Mine was quite a fight. Especially after he finally realized that he was hooked. He made several good hard runs. It took me about half hour to get in.

I dont know why more people dont try to catch them as a sport fish. It's quite a sport for the Brits.


----------



## MaxP (Jan 31, 2008)

kanaka said:


> !!!! Was most of the fight just a dead weight pull or was there a lot of give and take?
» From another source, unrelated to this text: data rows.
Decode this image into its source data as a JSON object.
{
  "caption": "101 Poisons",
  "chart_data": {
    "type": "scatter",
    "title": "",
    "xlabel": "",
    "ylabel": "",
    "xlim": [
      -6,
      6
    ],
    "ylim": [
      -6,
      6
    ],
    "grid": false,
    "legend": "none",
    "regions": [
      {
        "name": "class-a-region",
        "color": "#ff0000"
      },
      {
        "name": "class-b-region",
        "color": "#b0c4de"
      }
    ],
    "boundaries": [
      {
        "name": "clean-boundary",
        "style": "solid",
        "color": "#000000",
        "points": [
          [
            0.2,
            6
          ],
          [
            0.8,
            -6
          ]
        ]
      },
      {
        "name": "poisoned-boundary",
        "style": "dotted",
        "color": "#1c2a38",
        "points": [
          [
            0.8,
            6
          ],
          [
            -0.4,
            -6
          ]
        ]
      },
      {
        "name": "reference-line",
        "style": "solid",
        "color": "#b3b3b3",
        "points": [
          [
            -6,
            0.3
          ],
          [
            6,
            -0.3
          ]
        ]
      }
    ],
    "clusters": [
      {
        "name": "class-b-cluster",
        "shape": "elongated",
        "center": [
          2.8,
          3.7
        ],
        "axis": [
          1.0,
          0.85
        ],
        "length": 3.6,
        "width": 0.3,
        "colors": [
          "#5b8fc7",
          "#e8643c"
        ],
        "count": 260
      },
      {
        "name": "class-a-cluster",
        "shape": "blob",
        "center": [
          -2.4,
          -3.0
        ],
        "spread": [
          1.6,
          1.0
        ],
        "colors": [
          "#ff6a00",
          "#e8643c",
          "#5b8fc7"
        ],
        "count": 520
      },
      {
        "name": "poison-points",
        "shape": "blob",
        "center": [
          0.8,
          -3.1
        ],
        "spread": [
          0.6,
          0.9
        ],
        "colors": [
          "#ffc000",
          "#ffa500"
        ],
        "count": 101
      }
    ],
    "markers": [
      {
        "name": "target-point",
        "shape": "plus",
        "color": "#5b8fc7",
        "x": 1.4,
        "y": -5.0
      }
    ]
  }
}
 I caught it on a 6 weight. When I set the hook he was cruising, no slowing him down. Then he kind of forgot he was hooked, until he came near the dock he would take off again. They charge like a bull red and then kind of relax until you get him close again then take off. He probably made seven runs and went under a submerged branch at one point. My dock is on a very shallow part of the lake. The whole fight took place in two foot or less water. If I didn't keep that cheap landing net by the water's edge all the time, there is no telling how long it would have taken to land him.


----------



## jim t (Sep 30, 2007)

I bought a cheap fly combo a lot of years ago. I lived in a condo on Perdido Key. I went out to the beach and "practiced" casting with a small clouser into the surf. I was terrible at casting.

Yet somehow a Ladyfish found my fly irresistable. When I retrieved the line came taut.

It scared the begeebus out of me. Probably the same for the Ladyfish.

It's the ONLY fish I've caught on a fly. I haven't tried much though. It's one of those schools I want to try.

Jim


----------